I was going to write this post yesterday, but as we all know life gets a little crazy sometimes and we can't get everything we want done in a day. Seriously the last two weekends have been super busy and I haven't even had a chance to blog about them yet. We celebrated D's 30th birthday on the 14th along with a close friends wedding and this past weekend we were thrown a surprise birthday by our parents and many many family members came out to celebrate with us! It was so great! I just need to get the photo's so I can share about it with you!
A little teaser! |
Anyways, back to today's post and it's another Coffee and Conversations post. The question at hand is: "How important is social approval to you?"
Lets get straight to the bare bones here. I think social approval is important to everyone. We are social creatures by nature and like to live in packs. We have family dynamics that range based on our locations, but the thing that remains the same is always being near to our loved ones and core group. With me, as I age I look at social approval very differently then I did when I was a kid or teenager. In high school I was awkwardly shy, and continue to be that way. This made me not have a lot of friends, but the core group that I had were very close and dear to me. I still am friends with some of those people today. Once out of high school I determined that it was very important to be socially accepted. With the invention of social media outlets it became a game to see how many "friends" you could acquire. These people aren't really your friends, just a way to increase your social reach. I have since this time done several 'cleaning' bursts on all social media to clear out these people because it's just not necessary to have that in my life.

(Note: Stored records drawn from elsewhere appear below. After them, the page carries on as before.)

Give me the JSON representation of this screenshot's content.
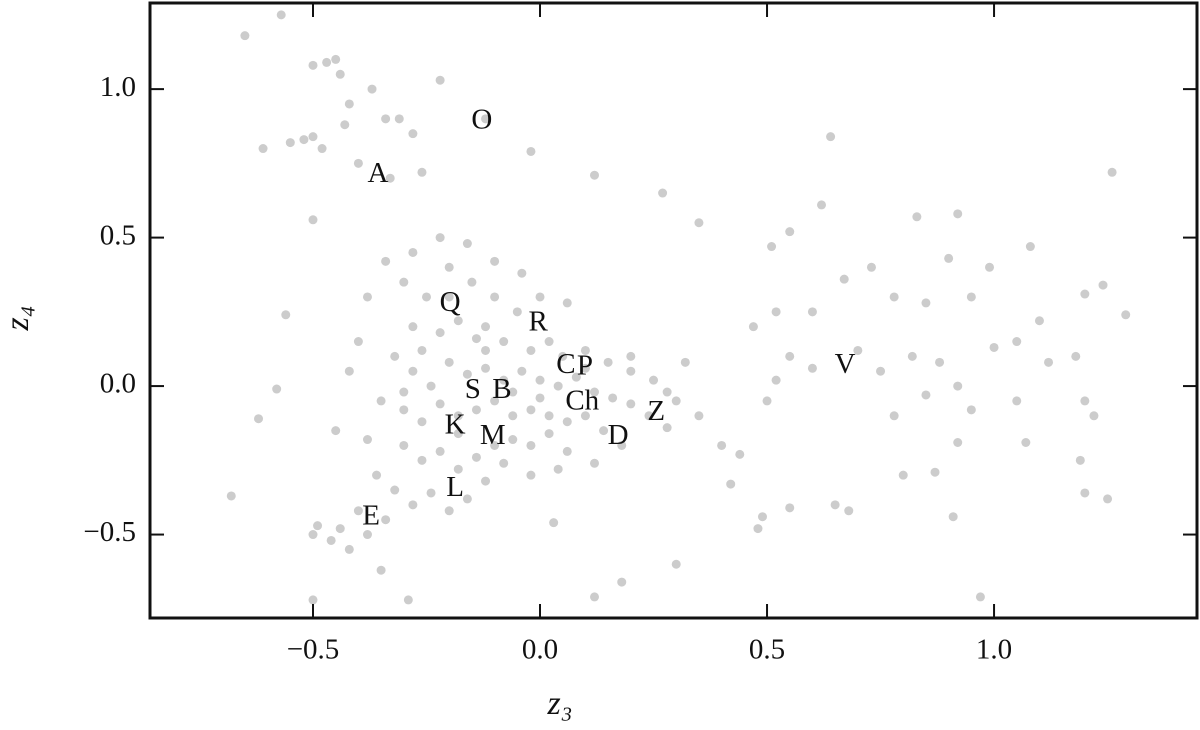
{
  "chart_data": {
    "type": "scatter",
    "x_label": "z₃",
    "y_label": "z₄",
    "xlim": [
      -0.859,
      1.447
    ],
    "ylim": [
      -0.781,
      1.29
    ],
    "xticks": [
      {
        "value": -0.5,
        "label": "−0.5"
      },
      {
        "value": 0,
        "label": "0.0"
      },
      {
        "value": 0.5,
        "label": "0.5"
      },
      {
        "value": 1,
        "label": "1.0"
      }
    ],
    "yticks": [
      {
        "value": -0.5,
        "label": "−0.5"
      },
      {
        "value": 0,
        "label": "0.0"
      },
      {
        "value": 0.5,
        "label": "0.5"
      },
      {
        "value": 1,
        "label": "1.0"
      }
    ],
    "color": "#cccccc",
    "x": [
      -0.65,
      -0.57,
      -0.5,
      -0.47,
      -0.45,
      -0.44,
      -0.22,
      -0.42,
      -0.37,
      -0.61,
      -0.55,
      -0.52,
      -0.5,
      -0.48,
      -0.43,
      -0.34,
      -0.31,
      -0.12,
      -0.02,
      -0.28,
      -0.4,
      -0.33,
      -0.26,
      0.12,
      0.27,
      0.64,
      0.83,
      0.92,
      1.26,
      0.62,
      0.55,
      0.51,
      0.35,
      1.08,
      0.9,
      0.99,
      0.73,
      0.67,
      1.2,
      1.24,
      1.29,
      1.1,
      0.95,
      0.85,
      0.78,
      0.6,
      0.52,
      0.47,
      0.55,
      0.6,
      0.52,
      0.5,
      0.7,
      0.75,
      0.82,
      0.88,
      0.92,
      1.0,
      1.05,
      1.12,
      1.18,
      1.2,
      1.22,
      1.05,
      0.95,
      0.85,
      0.78,
      0.92,
      1.07,
      1.19,
      1.2,
      1.25,
      0.8,
      0.87,
      0.65,
      0.68,
      0.55,
      0.49,
      0.48,
      0.91,
      0.97,
      0.42,
      0.44,
      0.4,
      0.3,
      0.18,
      0.12,
      -0.5,
      -0.29,
      -0.68,
      -0.62,
      -0.58,
      -0.49,
      -0.46,
      -0.42,
      -0.5,
      -0.35,
      -0.56,
      -0.5,
      0.03,
      -0.3,
      -0.25,
      -0.2,
      -0.15,
      -0.1,
      -0.05,
      -0.28,
      -0.22,
      -0.18,
      -0.12,
      -0.08,
      -0.02,
      0.02,
      0.05,
      0.1,
      0.15,
      0.2,
      0.25,
      0.28,
      0.3,
      -0.32,
      -0.28,
      -0.24,
      -0.2,
      -0.16,
      -0.12,
      -0.08,
      -0.04,
      0.0,
      0.04,
      0.08,
      0.12,
      0.16,
      0.2,
      0.24,
      0.28,
      -0.35,
      -0.3,
      -0.26,
      -0.22,
      -0.18,
      -0.14,
      -0.1,
      -0.06,
      -0.02,
      0.02,
      0.06,
      0.1,
      0.14,
      0.18,
      -0.3,
      -0.26,
      -0.22,
      -0.18,
      -0.14,
      -0.1,
      -0.06,
      -0.02,
      0.02,
      0.06,
      -0.36,
      -0.32,
      -0.28,
      -0.24,
      -0.2,
      -0.16,
      -0.4,
      -0.44,
      -0.38,
      -0.34,
      -0.4,
      -0.38,
      -0.34,
      -0.28,
      -0.22,
      -0.16,
      -0.1,
      -0.04,
      0.0,
      0.06,
      -0.42,
      -0.45,
      -0.38,
      -0.12,
      -0.06,
      0.0,
      0.1,
      0.2,
      0.32,
      0.35,
      -0.2,
      -0.14,
      -0.26,
      -0.3,
      -0.18,
      -0.08,
      0.04,
      0.12,
      -0.12,
      -0.02
    ],
    "values": [
      1.18,
      1.25,
      1.08,
      1.09,
      1.1,
      1.05,
      1.03,
      0.95,
      1.0,
      0.8,
      0.82,
      0.83,
      0.84,
      0.8,
      0.88,
      0.9,
      0.9,
      0.9,
      0.79,
      0.85,
      0.75,
      0.7,
      0.72,
      0.71,
      0.65,
      0.84,
      0.57,
      0.58,
      0.72,
      0.61,
      0.52,
      0.47,
      0.55,
      0.47,
      0.43,
      0.4,
      0.4,
      0.36,
      0.31,
      0.34,
      0.24,
      0.22,
      0.3,
      0.28,
      0.3,
      0.25,
      0.25,
      0.2,
      0.1,
      0.06,
      0.02,
      -0.05,
      0.12,
      0.05,
      0.1,
      0.08,
      0.0,
      0.13,
      0.15,
      0.08,
      0.1,
      -0.05,
      -0.1,
      -0.05,
      -0.08,
      -0.03,
      -0.1,
      -0.19,
      -0.19,
      -0.25,
      -0.36,
      -0.38,
      -0.3,
      -0.29,
      -0.4,
      -0.42,
      -0.41,
      -0.44,
      -0.48,
      -0.44,
      -0.71,
      -0.33,
      -0.23,
      -0.2,
      -0.6,
      -0.66,
      -0.71,
      -0.72,
      -0.72,
      -0.37,
      -0.11,
      -0.01,
      -0.47,
      -0.52,
      -0.55,
      -0.5,
      -0.62,
      0.24,
      0.56,
      -0.46,
      0.35,
      0.3,
      0.4,
      0.35,
      0.3,
      0.25,
      0.2,
      0.18,
      0.22,
      0.2,
      0.15,
      0.12,
      0.15,
      0.1,
      0.12,
      0.08,
      0.05,
      0.02,
      -0.02,
      -0.05,
      0.1,
      0.05,
      0.0,
      0.08,
      0.04,
      0.06,
      0.02,
      0.05,
      0.02,
      0.0,
      0.03,
      -0.02,
      -0.04,
      -0.06,
      -0.1,
      -0.14,
      -0.05,
      -0.08,
      -0.12,
      -0.06,
      -0.1,
      -0.08,
      -0.05,
      -0.1,
      -0.08,
      -0.1,
      -0.12,
      -0.1,
      -0.15,
      -0.2,
      -0.2,
      -0.25,
      -0.22,
      -0.28,
      -0.24,
      -0.2,
      -0.18,
      -0.2,
      -0.16,
      -0.22,
      -0.3,
      -0.35,
      -0.4,
      -0.36,
      -0.42,
      -0.38,
      -0.42,
      -0.48,
      -0.5,
      -0.45,
      0.15,
      0.3,
      0.42,
      0.45,
      0.5,
      0.48,
      0.42,
      0.38,
      0.3,
      0.28,
      0.05,
      -0.15,
      -0.18,
      0.12,
      -0.02,
      -0.04,
      0.06,
      0.1,
      0.08,
      -0.1,
      0.3,
      0.16,
      0.12,
      -0.02,
      -0.16,
      -0.26,
      -0.28,
      -0.26,
      -0.32,
      -0.3
    ],
    "annotations": [
      {
        "text": "O",
        "x": -0.128,
        "y": 0.889
      },
      {
        "text": "A",
        "x": -0.357,
        "y": 0.71
      },
      {
        "text": "Q",
        "x": -0.198,
        "y": 0.276
      },
      {
        "text": "R",
        "x": -0.004,
        "y": 0.209
      },
      {
        "text": "C",
        "x": 0.057,
        "y": 0.067
      },
      {
        "text": "P",
        "x": 0.099,
        "y": 0.061
      },
      {
        "text": "S",
        "x": -0.148,
        "y": -0.017
      },
      {
        "text": "B",
        "x": -0.084,
        "y": -0.017
      },
      {
        "text": "Ch",
        "x": 0.093,
        "y": -0.057
      },
      {
        "text": "Z",
        "x": 0.256,
        "y": -0.091
      },
      {
        "text": "D",
        "x": 0.172,
        "y": -0.172
      },
      {
        "text": "K",
        "x": -0.187,
        "y": -0.138
      },
      {
        "text": "M",
        "x": -0.104,
        "y": -0.172
      },
      {
        "text": "L",
        "x": -0.187,
        "y": -0.347
      },
      {
        "text": "E",
        "x": -0.372,
        "y": -0.444
      },
      {
        "text": "V",
        "x": 0.672,
        "y": 0.067
      }
    ]
  }
}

Social acceptance also lies in the media. Being that you have to dress a certain way, or look a certain way, or weigh a certain amount to be accepted. Being that I live in the Los Angeles Metro area, I see this a lot. We compare ourselves constantly with others and the keeping up with the Jones' mentality is turning us into a materialistic, self-centered society. I hate it! Why can't we be who we are meant to be. I can't say that I am not guilty of being envious of others, how they dress or carry themselves. But I have learned to accept who I am, and those things that I find as shortcomings are usually only in my head. Other's don't see them. Frankly if other's wanted to point out my shortcomings and gossip about me, that is fine. I am who I am and I am not going to change for a social aspect.

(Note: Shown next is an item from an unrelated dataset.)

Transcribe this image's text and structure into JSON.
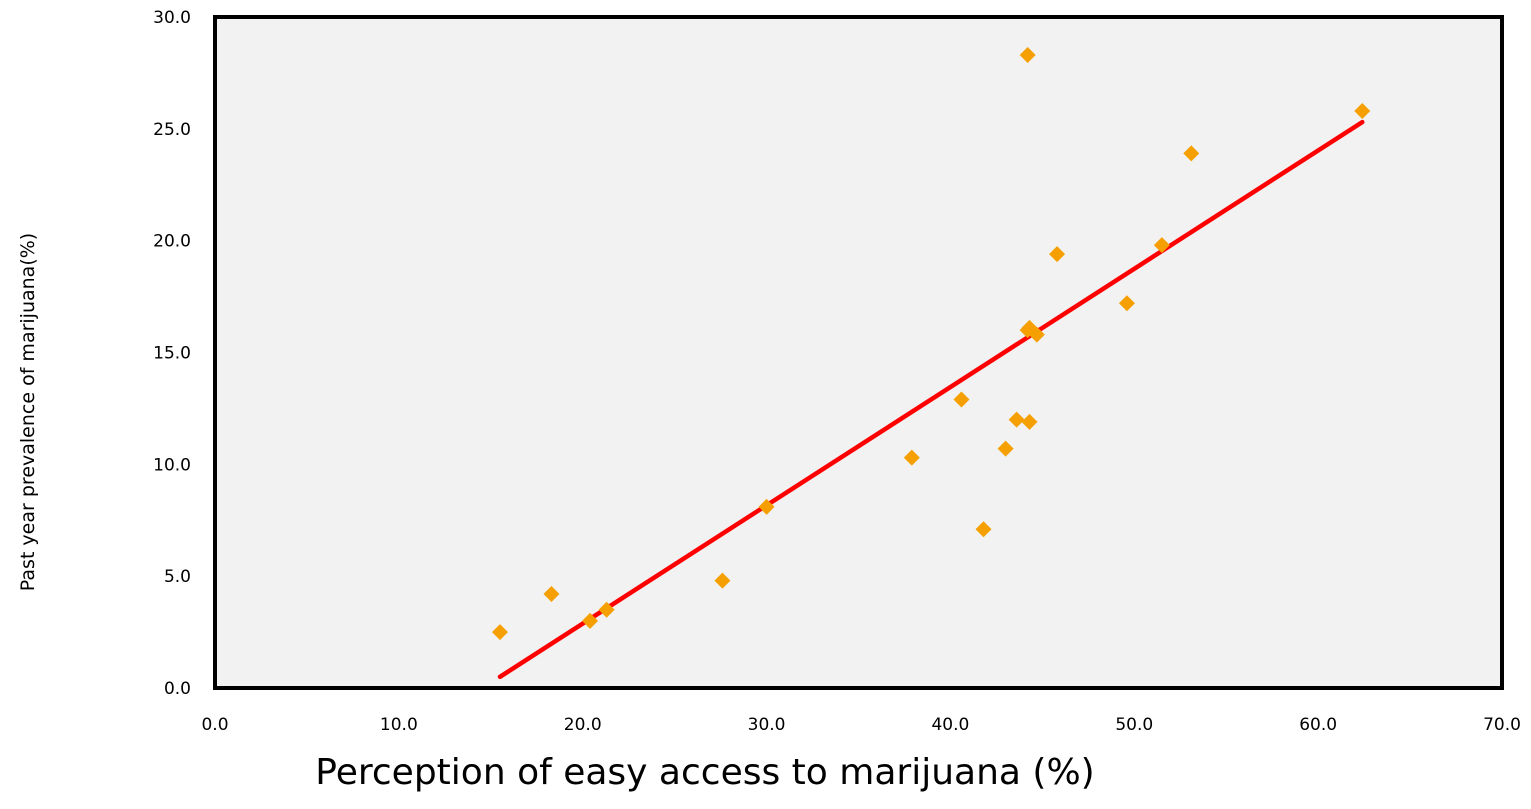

In my life now, I am doing just that. Learning to accept who I am as a whole person. Loving my body (self-conscious), loving my personality, and just hoping that those people who are in my life can accept the fact that's who I am. Do I still need social approval? I guess in a way. I do write this blog and love when I see a new follower or comment. But I don't write this space for acceptance. I write it for me. I need approval from a select few in my life and those that I have chosen do. I accept them for who they are. I am constantly trying to improve myself and when I get constructive criticism, I make sure to apply it in my daily life. This is the best I can do. Just to constantly improve and look towards the future! I am so grateful to all my readers and those of you who accept who I am, and love to read what I write! Thank you for always being there!